Before we move onto some other real world examples where I have recruited the ROW_NUMBER() function, let's return the latest book by each author, because it's so easy:
;WITH BookCTE (RowNumber, BookTitle, BookEdition, BookPublishDate, BookAuthor) AS ( SELECT ROW_NUMBER()OVER (PARTITION BY BookAuthor ORDER BY BookPublishDate DESC), BookTitle, BookEdition, BookPublishDate, BookAuthor FROM dbo.Books ) SELECT BookTitle, BookEdition, BookPublishDate, BookAuthor FROM BookCTE WHERE RowNumber=1 ORDER BY BookTitle
Real World Examples
Deals
Let's say we have a dbo.Deal table, holding financial Deal attributes. The primary key is DealID, and the logical (natural) identifier for each Deal is DealCode. There are multiple records for each DealCode, identified by the DealVersion column, added as the Deal attributes may evolve over time. In addition, multiple DealCodes can exist across different SourceIDs, identifying the source system where the Deal was originally created.
A small sample of the Deal table looks like this, with some other interesting attributes shown:
There's currently over 13 million records in the Deal table, so we need to be as efficient as possible when querying it (as always).
We also have a temporary table we've pre-built (called #PNLData) containing valuation data that includes the DealCode and SourceId. Now we want to “look up” the latest versions of these Deals to return the latest Deal information attributes alongside our valuation data:
;WITH PNLWithDealInfo(RowNumber, DealCode, DealVersion, SourceId, EffectiveDate, MaturityDate, LocalValue, LocalCurrencyCode) AS ( SELECT ROW_NUMBER() OVER(PARTITION BY d.DealCode, d.SourceId ORDER BY d.DealVersion DESC), d.DealCode, d.DealVersion, d.SourceId, d.EffectiveDate, d.MaturityDate, t.LocalValue, t.LocalCurrencyCode FROM dbo.Deal d INNER JOIN #PNLData t ON d.DealCode=t.DealCode AND d.SourceId=t.SourceId ) SELECT DealCode, DealVersion, SourceId, EffectiveDate, MaturityDate, LocalValue, LocalCurrencyCode FROM PNLWithDealInfo WHERE RowNumber=1
(results abridged)
Hedges
Although not required to follow the example, for background information, a “Hedge” is defined in simple terms as a collection of assets and risks with similar but offsetting characteristics.

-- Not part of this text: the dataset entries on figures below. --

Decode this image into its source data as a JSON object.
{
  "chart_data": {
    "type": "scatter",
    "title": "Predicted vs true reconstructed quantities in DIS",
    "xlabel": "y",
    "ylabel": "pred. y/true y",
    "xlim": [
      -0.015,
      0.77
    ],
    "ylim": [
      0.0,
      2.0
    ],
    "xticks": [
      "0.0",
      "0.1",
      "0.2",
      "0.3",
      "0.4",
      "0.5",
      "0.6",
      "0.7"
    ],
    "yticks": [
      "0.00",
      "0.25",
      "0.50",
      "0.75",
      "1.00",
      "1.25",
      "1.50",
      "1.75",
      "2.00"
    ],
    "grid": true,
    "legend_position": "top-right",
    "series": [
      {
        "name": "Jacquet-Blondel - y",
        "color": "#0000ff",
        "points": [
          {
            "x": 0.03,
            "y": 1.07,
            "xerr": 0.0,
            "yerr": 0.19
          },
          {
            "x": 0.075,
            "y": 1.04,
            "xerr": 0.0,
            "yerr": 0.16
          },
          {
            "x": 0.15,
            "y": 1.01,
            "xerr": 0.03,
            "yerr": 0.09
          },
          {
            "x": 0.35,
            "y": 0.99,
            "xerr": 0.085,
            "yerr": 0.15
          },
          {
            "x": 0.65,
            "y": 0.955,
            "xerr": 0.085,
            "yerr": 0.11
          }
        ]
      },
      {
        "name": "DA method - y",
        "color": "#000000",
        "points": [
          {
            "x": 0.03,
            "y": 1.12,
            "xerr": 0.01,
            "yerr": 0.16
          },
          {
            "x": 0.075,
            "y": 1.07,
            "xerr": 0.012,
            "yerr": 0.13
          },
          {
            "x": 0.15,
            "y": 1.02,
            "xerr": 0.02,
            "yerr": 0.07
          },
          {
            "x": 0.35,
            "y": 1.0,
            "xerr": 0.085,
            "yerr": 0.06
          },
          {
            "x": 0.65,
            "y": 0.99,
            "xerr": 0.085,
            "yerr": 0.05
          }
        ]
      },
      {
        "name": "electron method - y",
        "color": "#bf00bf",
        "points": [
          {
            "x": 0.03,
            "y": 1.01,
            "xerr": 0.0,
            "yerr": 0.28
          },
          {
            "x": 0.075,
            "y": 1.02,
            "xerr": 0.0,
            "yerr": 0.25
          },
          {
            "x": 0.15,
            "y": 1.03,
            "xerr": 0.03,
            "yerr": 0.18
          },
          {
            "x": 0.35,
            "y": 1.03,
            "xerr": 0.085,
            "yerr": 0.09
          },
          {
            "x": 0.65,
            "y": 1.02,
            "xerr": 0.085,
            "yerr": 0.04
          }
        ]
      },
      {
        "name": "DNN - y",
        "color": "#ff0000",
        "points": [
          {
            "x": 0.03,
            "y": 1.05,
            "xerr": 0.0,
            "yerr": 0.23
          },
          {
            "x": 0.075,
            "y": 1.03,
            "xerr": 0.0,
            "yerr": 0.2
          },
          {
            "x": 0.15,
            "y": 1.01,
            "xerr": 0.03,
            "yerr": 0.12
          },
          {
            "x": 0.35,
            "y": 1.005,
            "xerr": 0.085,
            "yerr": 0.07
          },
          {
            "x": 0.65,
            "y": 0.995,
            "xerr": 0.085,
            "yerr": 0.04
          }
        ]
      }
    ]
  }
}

They are used, among other things, to offset market risk and provide accounting benefits.
Let's say we have a Hedge state table (dbo.hfv_hedge_rel_state) that stores historical Hedge information against monthly reporting dates.
Each Hedge (designated by a hfv_hedge_rel_id) record either continues as status “Active” in subsequent months, or is “Dedesignated” and no subsequent entries for this Hedge are added.
For example, the following records are present for Hedge 5815:
We can construct the following useful view to return the latest Hedge status information for each Hedge using the ROW_NUMBER() function and CTE construction we used earlier:
CREATE VIEW dbo.v_hfv_latest_hedge_status AS WITH LatestHedgeStatus (RowNumber, hfv_hedge_rel_state_id, hfv_hedge_rel_id, reporting_date, effective_percent, hedge_rel_status_code) AS ( SELECT ROW_NUMBER() OVER(PARTITION BY hfv_hedge_rel_id ORDER BY reporting_date DESC), hfv_hedge_rel_state_id, hfv_hedge_rel_id, reporting_date, effective_percent, hedge_rel_status_code FROM dbo.hfv_hedge_rel_state ) SELECT hfv_hedge_rel_state_id, hfv_hedge_rel_id, reporting_date, effective_percent, hedge_rel_status_code FROM LatestHedgeStatus WHERE RowNumber=1 GO
Now, we simply use the view to query for the Hedge we were looking at earlier:
SELECT hfv_hedge_rel_id, reporting_date, effective_percent, hedge_rel_status_code FROM dbo.v_hfv_latest_hedge_status WHERE hfv_hedge_rel_id=5815
Conclusion
The ROW_NUMBER() function offers us an intuitive and efficient method to return subsets of versioned data, “partitioned” to suit our requirements. The ROW_NUMBER() based solutions are easier to read, intuitive to write, and more efficient than correlated sub-query equivalents.
If you find yourself writing a correlated sub-query involving MAX or MIN, you should take a look at ROW_NUMBER() first.